Diesel Dips 0.3¢ to $2.912 a Gallon as Oil Slips

Daniel Acker/Bloomberg News

The U.S. average retail price of diesel dipped 0.3 cent to $2.912 a gallon, marking its first decline in more than a month, the Department of Energy reported Nov. 20.

Diesel now costs 49.1 cents more than it did a year ago, when it was $2.421 a gallon, the agency said.

It was diesel’s first decline since it dropped 1.6 cents to $2.776 on Oct. 9.

Average prices for trucking’s main fuel fell in six regions and rose in rose in four others.

Meanwhile, oil slipped some but it remained above $56 a barrel.

And the U.S. average price for regular gasoline fell 2.4 cents to $2.568 a gallon, and was 41.3 cents higher than it was a year ago, DOE’s Energy Information Administration said.

Average gasoline prices fell in all regions, except two — the price was flat in the Rocky Mountain region, and up 0.2 cent in the West Coast-less-California area.

West Texas Intermediate crude futures on the New York Mercantile Exchange closed at $56.09 on Nov. 20, compared with $56.76 on Nov. 13.

The global demand for diesel to fuel trucks and buses will increase by 2 million barrels a day through 2040, according to the International Energy Agency.

However, “A strengthening tide of industry initiatives and policy support pushes our projection for the global electric car fleet up to 280 million by 2040, from 2 million today,” said IEA in the report, which was issued Nov. 14 — two days before Tesla Inc. debuted two battery electric Class 8 daycab models scheduled for production in 2019.

But unseating diesel as trucking’s primary fuel won’t happen soon, one analyst said.

“I wouldn’t be selling my diesel stocks or trucks just yet.
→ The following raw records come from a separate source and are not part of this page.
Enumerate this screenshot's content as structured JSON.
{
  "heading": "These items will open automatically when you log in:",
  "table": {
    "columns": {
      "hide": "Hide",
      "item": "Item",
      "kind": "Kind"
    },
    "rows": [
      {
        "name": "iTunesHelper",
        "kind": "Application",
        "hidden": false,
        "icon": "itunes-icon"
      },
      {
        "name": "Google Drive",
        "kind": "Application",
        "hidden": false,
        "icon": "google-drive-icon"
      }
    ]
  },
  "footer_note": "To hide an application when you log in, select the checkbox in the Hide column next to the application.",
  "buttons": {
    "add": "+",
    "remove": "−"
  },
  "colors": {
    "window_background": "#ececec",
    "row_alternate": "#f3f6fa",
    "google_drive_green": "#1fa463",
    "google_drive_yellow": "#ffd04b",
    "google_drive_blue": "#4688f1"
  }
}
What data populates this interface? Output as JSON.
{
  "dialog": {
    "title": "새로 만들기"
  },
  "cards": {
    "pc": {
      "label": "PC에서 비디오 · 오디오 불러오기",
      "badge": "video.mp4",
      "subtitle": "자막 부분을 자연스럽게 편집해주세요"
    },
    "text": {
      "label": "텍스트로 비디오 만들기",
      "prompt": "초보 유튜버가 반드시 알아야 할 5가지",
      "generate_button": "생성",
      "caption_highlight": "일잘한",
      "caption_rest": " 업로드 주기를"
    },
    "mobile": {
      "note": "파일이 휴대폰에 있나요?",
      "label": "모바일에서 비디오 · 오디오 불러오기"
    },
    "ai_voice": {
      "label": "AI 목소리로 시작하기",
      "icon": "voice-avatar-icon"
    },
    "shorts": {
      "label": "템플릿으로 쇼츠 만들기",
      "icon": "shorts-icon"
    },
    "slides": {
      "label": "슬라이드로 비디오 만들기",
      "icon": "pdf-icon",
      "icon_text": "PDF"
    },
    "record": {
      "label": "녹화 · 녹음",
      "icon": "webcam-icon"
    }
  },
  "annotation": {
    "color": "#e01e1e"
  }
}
But we do know there are going to be more choices in the future. From a business standpoint, the question is what is going to be economical,” Phil Flynn, senior energy analyst at The Price Futures Group, told Transport Topics.
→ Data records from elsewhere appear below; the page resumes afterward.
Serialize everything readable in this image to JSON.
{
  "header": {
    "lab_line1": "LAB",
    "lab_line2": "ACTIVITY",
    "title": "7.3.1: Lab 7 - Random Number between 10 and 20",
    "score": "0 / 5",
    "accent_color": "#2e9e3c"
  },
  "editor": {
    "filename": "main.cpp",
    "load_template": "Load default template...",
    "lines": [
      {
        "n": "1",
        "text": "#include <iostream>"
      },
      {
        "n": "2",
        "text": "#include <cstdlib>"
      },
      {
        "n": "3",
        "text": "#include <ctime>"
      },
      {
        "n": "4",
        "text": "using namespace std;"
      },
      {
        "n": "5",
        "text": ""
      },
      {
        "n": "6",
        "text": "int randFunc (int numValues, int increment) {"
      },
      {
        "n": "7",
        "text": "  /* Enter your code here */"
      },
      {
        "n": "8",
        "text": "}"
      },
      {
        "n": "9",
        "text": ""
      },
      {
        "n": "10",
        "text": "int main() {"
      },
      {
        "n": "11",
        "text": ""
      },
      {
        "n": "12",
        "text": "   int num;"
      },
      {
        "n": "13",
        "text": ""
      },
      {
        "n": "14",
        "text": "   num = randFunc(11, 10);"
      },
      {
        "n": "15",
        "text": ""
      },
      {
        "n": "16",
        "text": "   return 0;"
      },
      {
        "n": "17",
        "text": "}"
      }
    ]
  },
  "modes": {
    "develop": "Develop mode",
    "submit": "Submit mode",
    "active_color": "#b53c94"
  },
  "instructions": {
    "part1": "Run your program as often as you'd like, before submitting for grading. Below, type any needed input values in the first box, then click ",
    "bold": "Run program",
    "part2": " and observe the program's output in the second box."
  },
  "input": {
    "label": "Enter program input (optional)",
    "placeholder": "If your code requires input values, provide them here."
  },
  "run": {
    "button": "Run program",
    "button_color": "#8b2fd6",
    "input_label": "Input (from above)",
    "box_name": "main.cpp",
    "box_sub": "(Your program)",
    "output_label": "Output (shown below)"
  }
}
Flynn, who disclosed that he owns stock in Tesla, said the company’s ability to bring cheap electric cars to the market isn’t quite there yet.
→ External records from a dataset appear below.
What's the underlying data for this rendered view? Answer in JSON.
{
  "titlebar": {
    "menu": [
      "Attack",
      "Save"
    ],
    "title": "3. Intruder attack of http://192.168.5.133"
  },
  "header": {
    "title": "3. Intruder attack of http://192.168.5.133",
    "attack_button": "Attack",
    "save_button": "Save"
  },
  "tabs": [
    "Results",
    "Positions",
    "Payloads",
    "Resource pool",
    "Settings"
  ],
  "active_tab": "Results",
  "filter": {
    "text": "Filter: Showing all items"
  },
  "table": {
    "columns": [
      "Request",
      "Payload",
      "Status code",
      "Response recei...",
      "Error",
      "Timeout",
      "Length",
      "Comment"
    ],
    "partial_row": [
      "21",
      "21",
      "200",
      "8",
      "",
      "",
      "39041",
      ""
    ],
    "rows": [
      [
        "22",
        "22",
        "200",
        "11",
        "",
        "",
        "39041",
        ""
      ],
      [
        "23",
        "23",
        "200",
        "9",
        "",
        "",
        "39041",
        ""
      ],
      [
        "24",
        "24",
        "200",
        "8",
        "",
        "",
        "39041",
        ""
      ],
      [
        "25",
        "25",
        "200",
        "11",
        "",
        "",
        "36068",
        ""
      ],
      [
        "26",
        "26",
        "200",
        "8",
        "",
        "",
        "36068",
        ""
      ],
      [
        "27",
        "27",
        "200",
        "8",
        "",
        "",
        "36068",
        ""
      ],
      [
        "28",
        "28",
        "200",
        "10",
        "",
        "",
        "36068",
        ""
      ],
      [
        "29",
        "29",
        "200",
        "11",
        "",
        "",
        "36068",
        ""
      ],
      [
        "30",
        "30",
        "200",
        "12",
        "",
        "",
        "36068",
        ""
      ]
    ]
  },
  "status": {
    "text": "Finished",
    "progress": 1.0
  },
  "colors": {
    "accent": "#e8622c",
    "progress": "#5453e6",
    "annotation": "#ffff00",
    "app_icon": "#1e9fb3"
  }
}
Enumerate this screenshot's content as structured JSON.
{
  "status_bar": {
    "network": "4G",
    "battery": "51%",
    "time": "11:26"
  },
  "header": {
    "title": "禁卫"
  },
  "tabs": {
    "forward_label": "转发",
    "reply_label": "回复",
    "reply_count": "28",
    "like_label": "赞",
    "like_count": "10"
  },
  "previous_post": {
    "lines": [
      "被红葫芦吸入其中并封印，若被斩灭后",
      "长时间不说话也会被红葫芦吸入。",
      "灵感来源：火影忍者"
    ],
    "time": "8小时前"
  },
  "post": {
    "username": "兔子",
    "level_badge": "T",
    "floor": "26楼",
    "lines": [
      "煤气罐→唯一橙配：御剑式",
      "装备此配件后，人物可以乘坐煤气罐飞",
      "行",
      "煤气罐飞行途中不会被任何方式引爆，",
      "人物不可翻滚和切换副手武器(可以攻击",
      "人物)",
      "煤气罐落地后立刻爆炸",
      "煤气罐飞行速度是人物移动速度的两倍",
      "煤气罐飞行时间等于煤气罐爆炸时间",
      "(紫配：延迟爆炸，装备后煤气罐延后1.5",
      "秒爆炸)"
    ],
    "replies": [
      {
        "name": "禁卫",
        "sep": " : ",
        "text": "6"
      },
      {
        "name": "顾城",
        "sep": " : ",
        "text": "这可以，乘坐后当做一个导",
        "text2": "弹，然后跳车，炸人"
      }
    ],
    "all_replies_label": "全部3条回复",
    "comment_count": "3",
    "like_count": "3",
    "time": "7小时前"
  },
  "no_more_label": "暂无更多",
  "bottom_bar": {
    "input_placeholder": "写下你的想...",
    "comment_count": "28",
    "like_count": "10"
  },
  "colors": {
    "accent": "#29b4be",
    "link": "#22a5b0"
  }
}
“One would assume that an economical truck that would take over a big chunk of what we have got going on the ground is going to take a while. So, is it going to be something in our future? Absolutely,” Flynn said.

About 1.2 million Class 8 trucks — or 30% out of the total 4 million heavy-duty trucks operating in the United States — use the newest-generation clean diesel technology to meet the stringent emissions standard established for new trucks sold beginning with model year 2010, according to the Diesel Technology Forum.

“Diesel technology is not standing still but rather being enhanced every day across a wide range of applications. From coupling with hybrid-electric technology and battery storage systems, to pushing thermal efficiency boundaries, to utilizing 100% non-petroleum bio-based diesel fuels, the new generation of clean diesel power is part of a sustainable future,” Allen Schaeffer, executive director of the Diesel Technology Forum, said in a statement.

Also, Flynn said providing enough electricity for transportation is an issue.

“We don’t have the electricity grid in this country to be able to charge all these cars [and potentially trucks],” he said. “Imagine if we had to charge all the trucks that go through Chicago on a daily basis.”

The latest shifts in fuel and oil prices came as talks to form a new government coalition in Germany stumbled. The resulting uncertainty raised questions about the future of Europe’s biggest economy. Then that uncertainty helped strengthen the dollar, which tends to depress oil prices, Bill O’Grady, chief market strategist at Confluence Investment Management in St. Louis, told Bloomberg News.

Also, doubts persist about whether Saudi Arabia-led cuts in production will be extended, according to Bloomberg. The Organization of Petroleum Exporting Countries has scheduled a meeting for Nov. 30 to decide whether to extend its production cuts beyond the current March expiration.

“Politically, around the world, there are just a lot of plates spinning,” O’Grady told Bloomberg Nov. 20. “There’s potentially a lot of supply out there and the only thing keeping it off the market right now is OPEC discipline.”